There’s an alpha version of the ROBLOX game client on the company website, which I’ve been having some fun with today. Currently the game has two modes. You can visit the sandbox environments that other players have made, or you can enter the experimental multiplayer third person shooter game and run around a large level lobbing rockets at other people.

Today I made a ten minute visit to “arkitect’s Place” and took some screenshots.


This office building is made out of 2500 individual bricks (!!!)


Being an intrepid explorer, I enter the building and start climbing up the stairs


Eventually, I make it to the top of the building


From where I am standing, I use my rocket launcher to fire a rocket at the roof. This causes pieces to fly everywhere. One hits me and I fall off!


Playing with the rocket launcher is a lot of fun. I just blasted the front of the office building.

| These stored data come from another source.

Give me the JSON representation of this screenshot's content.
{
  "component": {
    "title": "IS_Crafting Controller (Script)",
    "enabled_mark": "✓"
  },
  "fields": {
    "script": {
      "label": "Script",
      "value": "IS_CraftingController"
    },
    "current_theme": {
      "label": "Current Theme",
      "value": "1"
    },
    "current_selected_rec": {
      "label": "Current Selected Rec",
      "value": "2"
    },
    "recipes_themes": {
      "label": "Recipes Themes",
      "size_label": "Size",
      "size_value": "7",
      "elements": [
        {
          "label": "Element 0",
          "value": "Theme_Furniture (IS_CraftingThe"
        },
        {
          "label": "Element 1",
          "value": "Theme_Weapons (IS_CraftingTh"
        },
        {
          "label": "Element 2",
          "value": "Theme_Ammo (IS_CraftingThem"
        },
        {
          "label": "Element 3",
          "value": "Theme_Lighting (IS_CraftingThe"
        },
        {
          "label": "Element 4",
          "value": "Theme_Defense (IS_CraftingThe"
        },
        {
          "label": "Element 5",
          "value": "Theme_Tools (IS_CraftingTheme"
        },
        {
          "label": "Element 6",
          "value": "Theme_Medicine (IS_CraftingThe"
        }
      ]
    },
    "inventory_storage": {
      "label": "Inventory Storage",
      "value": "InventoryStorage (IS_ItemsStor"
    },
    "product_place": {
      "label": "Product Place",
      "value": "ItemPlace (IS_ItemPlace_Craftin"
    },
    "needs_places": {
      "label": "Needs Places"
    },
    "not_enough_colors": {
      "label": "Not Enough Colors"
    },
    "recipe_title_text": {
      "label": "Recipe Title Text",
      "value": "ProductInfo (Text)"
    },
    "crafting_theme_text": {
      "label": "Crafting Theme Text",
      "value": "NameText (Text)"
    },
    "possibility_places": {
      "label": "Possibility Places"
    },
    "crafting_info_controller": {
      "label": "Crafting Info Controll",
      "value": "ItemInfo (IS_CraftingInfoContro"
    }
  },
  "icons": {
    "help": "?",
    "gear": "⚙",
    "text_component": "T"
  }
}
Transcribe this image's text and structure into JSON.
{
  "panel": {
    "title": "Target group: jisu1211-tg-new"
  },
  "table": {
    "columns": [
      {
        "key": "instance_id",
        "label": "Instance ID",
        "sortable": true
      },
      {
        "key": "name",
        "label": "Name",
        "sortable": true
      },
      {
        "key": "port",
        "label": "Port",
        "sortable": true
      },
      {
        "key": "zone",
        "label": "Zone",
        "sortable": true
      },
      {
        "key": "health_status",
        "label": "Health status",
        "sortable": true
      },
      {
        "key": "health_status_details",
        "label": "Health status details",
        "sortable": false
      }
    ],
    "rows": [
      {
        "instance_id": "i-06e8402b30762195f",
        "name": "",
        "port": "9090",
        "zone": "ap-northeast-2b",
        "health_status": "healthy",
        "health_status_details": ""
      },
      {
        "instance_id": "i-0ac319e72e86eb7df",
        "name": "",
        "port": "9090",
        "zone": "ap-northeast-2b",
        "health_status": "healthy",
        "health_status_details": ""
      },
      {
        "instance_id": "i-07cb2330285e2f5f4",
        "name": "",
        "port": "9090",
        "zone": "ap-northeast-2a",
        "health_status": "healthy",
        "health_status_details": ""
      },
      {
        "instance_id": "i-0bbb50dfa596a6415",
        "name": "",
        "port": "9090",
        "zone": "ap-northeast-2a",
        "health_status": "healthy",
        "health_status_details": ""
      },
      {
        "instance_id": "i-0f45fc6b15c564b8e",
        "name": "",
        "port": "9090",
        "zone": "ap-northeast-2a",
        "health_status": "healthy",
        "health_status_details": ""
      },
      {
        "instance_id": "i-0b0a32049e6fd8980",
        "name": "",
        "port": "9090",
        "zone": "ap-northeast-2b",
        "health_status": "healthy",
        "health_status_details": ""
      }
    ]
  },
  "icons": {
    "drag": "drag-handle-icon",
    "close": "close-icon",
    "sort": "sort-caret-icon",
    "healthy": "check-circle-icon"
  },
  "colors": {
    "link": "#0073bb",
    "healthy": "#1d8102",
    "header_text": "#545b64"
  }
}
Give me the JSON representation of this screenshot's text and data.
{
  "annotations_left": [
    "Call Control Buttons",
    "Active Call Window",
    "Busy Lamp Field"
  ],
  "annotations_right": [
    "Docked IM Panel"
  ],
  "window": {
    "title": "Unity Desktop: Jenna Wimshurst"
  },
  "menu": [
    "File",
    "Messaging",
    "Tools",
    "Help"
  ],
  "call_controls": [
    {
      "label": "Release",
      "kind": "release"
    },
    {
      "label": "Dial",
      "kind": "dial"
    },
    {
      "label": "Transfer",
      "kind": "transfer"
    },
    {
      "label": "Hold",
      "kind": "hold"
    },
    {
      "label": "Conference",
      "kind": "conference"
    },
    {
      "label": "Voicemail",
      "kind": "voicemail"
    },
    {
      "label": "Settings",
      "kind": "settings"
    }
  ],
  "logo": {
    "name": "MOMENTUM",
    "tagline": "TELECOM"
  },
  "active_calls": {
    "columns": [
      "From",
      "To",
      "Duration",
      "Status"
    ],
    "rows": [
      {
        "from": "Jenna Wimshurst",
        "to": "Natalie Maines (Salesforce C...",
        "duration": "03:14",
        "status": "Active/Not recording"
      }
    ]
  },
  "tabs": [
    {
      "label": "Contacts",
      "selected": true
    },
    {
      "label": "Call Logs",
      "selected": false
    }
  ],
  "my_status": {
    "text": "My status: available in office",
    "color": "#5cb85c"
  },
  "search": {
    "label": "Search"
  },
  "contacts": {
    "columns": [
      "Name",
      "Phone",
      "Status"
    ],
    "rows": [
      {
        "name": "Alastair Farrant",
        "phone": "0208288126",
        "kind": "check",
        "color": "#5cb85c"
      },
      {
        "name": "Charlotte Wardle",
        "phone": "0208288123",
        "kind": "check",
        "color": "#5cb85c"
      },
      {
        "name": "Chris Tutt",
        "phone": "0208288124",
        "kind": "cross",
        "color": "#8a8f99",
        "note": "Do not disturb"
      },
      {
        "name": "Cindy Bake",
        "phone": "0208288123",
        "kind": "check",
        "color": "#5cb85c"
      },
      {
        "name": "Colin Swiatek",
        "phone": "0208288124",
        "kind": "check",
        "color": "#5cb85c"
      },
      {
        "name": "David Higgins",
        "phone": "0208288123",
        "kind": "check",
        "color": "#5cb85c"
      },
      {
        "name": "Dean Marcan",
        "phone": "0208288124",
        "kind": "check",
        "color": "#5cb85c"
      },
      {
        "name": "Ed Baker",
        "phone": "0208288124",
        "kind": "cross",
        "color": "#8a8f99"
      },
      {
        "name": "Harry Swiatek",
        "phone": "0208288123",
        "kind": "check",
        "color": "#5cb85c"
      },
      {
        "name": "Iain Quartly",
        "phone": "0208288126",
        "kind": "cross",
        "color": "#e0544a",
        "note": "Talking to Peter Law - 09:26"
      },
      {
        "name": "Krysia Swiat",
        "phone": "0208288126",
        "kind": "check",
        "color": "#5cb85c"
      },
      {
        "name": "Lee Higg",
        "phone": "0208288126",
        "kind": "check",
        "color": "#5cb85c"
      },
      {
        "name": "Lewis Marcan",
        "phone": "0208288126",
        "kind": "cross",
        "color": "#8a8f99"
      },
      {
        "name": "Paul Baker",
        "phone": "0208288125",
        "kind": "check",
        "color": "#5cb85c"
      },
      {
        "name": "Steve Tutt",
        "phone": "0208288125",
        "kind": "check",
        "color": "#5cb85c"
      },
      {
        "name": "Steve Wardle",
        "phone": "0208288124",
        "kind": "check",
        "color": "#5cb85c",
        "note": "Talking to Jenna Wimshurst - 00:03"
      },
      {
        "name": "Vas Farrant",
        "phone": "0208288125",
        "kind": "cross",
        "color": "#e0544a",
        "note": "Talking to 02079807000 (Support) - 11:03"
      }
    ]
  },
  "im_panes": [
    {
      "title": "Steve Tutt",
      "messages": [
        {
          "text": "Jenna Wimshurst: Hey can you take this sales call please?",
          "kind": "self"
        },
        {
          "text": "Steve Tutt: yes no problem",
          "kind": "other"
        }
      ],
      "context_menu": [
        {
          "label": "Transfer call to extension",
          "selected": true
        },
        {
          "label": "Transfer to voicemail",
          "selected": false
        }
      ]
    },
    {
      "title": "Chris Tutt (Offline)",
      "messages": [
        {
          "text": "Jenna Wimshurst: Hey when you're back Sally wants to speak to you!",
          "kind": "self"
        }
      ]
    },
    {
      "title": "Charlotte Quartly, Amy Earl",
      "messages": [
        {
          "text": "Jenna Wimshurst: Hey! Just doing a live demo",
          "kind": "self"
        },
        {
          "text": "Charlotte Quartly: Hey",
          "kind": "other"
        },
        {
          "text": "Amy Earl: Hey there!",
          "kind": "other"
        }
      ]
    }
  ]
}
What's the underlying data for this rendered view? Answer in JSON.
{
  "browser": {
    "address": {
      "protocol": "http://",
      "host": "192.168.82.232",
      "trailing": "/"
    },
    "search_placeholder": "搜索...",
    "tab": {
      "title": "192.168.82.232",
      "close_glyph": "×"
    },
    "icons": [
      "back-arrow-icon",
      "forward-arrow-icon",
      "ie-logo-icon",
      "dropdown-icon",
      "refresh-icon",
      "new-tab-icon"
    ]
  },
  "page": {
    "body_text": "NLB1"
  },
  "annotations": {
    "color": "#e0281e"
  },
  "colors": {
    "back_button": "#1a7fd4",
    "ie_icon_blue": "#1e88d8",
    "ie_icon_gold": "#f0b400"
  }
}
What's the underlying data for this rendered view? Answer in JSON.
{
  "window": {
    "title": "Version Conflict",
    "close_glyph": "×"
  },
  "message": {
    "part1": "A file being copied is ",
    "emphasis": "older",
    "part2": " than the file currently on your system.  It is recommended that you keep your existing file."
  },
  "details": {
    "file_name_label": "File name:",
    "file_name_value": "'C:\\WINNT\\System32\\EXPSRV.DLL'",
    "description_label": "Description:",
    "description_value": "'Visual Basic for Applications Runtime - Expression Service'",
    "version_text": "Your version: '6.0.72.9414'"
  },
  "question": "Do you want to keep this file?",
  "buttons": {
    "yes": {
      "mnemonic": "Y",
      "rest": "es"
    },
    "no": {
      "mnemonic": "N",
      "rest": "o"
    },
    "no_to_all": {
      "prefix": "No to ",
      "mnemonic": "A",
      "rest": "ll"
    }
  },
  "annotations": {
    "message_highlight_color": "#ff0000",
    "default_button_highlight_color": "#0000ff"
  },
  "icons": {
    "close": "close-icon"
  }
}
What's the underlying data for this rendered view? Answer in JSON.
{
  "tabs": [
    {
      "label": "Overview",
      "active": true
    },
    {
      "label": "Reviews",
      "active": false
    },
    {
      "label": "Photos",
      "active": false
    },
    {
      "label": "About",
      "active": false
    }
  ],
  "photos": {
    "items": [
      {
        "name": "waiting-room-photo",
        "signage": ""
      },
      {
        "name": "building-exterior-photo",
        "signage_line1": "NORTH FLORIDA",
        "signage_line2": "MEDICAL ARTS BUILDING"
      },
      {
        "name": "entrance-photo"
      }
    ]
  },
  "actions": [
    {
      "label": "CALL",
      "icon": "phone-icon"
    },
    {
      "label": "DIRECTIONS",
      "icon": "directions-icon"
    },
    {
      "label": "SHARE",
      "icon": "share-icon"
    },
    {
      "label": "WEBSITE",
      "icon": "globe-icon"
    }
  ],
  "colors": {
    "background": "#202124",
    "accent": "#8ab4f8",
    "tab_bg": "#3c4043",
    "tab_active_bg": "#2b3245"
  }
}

The ROBLOX engine does an incredible job with the game physics. I’m running on a cruddy 4-year old laptop and I get a reasonable framerate in this level. Anyone who has any experience with physics engines such as ODE or Tokamak will appreciate how hard it is to simulate a stack of bricks, let alone an entire office building. 2500 rigid bodies is a lot for my machine – in some of my other projects Tokamak and ODE both top out at around 400 for realtime simulation. Even more incredible is how well ROBLOX handles physics in multi-user environments.


My friend behind me lost his arm somewhere. Whoops.


I decide to go exploring in the rubble of the office building. I can’t quite get up the stairs.


I try to blast the debris out of my way, but it doesn’t work out like I had planned.

* * *

I start work on Tuesday. I think it’s going to be awesome.